What then could possibly cause that same child and her virus resistant body to then contract something she is immune to. Is there some truth about immunization that you hold to and is reluctant to share. I'm guessing that being immunized means being fully protected.
btw. . . I've seen proposals to have infants a few days old be immunized. Surely there are serious ethical questions involved here.
Posted by: anchell | January 23, 2015 at 02:25 PM
When immunization is discussed one needs to maintain or assume a population-based viewpoint. Immunization is both a personal and a a public-health measure. There is no question whatever that population-wide programs of vaccination, combined with public health measures such as improved sanitation, the provision of clean water, the screening out of insect vectors of disease, has done more to advance the state of health of the human race than anything else. This is still the case.
When I was a small boy in yeshivah in Bensonhurst in the 50s and the Salk vaccine became available the kids were walked across the neighborhood to the local vaccination center in one of the public schools to have their shots.
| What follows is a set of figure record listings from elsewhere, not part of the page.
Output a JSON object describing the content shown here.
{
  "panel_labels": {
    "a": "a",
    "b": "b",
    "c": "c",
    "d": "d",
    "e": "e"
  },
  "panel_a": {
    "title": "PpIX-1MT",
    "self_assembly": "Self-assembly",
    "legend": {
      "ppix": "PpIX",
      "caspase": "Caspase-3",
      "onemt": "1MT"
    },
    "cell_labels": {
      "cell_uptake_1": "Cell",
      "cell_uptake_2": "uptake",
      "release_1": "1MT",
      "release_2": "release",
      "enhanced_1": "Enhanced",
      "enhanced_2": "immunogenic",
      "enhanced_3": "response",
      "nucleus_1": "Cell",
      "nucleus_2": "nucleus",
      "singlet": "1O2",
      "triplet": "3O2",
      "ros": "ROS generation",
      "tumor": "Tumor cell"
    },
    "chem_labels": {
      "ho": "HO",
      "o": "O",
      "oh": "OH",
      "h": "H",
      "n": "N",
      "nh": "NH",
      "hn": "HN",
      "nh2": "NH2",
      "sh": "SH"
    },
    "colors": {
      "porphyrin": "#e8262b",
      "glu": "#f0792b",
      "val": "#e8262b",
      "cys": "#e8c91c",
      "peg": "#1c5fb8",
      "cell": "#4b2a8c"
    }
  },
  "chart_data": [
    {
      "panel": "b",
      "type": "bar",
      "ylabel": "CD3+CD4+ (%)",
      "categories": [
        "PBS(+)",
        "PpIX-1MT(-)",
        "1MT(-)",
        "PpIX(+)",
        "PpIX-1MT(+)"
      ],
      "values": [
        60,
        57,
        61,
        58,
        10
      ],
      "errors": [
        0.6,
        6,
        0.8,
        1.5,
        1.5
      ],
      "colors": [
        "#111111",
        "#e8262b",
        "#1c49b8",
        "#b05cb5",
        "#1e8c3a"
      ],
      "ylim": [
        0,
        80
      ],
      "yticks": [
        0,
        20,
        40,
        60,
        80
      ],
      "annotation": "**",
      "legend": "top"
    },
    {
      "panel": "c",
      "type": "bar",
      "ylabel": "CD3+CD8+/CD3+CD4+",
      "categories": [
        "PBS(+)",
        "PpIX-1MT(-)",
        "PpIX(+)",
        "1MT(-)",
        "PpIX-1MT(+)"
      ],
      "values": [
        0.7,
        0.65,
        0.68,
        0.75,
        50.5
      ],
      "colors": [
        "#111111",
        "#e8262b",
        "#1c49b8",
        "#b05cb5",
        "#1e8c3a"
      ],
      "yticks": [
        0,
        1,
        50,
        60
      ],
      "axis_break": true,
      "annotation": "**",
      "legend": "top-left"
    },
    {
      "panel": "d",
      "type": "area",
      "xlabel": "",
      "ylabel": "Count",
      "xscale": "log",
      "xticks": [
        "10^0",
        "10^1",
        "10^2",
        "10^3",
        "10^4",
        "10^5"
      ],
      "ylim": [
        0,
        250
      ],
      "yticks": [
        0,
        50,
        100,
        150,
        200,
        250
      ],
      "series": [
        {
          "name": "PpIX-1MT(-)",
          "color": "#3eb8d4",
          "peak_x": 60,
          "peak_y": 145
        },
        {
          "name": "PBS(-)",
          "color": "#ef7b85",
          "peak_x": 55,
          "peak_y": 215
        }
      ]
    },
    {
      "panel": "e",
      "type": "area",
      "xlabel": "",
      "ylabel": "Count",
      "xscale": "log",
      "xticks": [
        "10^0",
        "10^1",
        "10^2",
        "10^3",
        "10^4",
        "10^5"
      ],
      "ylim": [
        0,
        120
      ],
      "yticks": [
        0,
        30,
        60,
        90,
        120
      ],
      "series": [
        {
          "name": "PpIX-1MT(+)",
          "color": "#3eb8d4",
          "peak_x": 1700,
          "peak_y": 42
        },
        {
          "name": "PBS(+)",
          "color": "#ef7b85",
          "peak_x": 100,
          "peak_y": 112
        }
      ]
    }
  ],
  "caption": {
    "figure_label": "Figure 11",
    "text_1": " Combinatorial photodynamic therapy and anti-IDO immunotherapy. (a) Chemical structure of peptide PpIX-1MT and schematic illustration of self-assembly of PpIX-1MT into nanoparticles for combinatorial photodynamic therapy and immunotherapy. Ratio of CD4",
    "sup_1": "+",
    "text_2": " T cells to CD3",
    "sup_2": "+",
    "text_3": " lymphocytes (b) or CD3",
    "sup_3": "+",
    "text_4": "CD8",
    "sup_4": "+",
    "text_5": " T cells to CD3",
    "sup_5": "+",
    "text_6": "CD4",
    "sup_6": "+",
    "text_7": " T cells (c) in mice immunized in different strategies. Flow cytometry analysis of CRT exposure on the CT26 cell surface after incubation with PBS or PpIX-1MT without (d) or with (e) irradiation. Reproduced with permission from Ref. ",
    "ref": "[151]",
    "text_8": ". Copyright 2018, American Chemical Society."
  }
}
Any Haredi on this board who feels differently about the value of immunization as a population health measure should Google "polio epidemic" and educate him or herself. People used to dread the hot months, used to avoid public swimming pools, lived in fear. Those days are gone except in Muslim hellholes where they kill health workers trying to vaccinate kids. Then stop the nonsense and get your kids vaccinated assuming the individual child has no specific contraindication. Yourselves, too, if you never were in the past.
Posted by: S M L | January 23, 2015 at 04:51 PM
While I'm at it: Google diptheria, smallpox and tetanus. Frighten yourselves sufficiently. Then act like responsible citizens of the society as a whole.
Posted by: S M L | January 23, 2015 at 04:54 PM
Geniuses....
If you don't like you neighborhood yeshiva's refusal to demand 100% vaccinations, then stroll over to your local public school. There, you will get 100% free tuition, 0% religion.....buuuuuuuut, they also allow exemptions from immunization.
So...........instead of railing against Rabbis, rail against the entire anti-vaccine movement.Demand that public school enforce a 100% vaccination rule. You may want to take on the ACLU as well. They'll show up the day you try to force an immunization.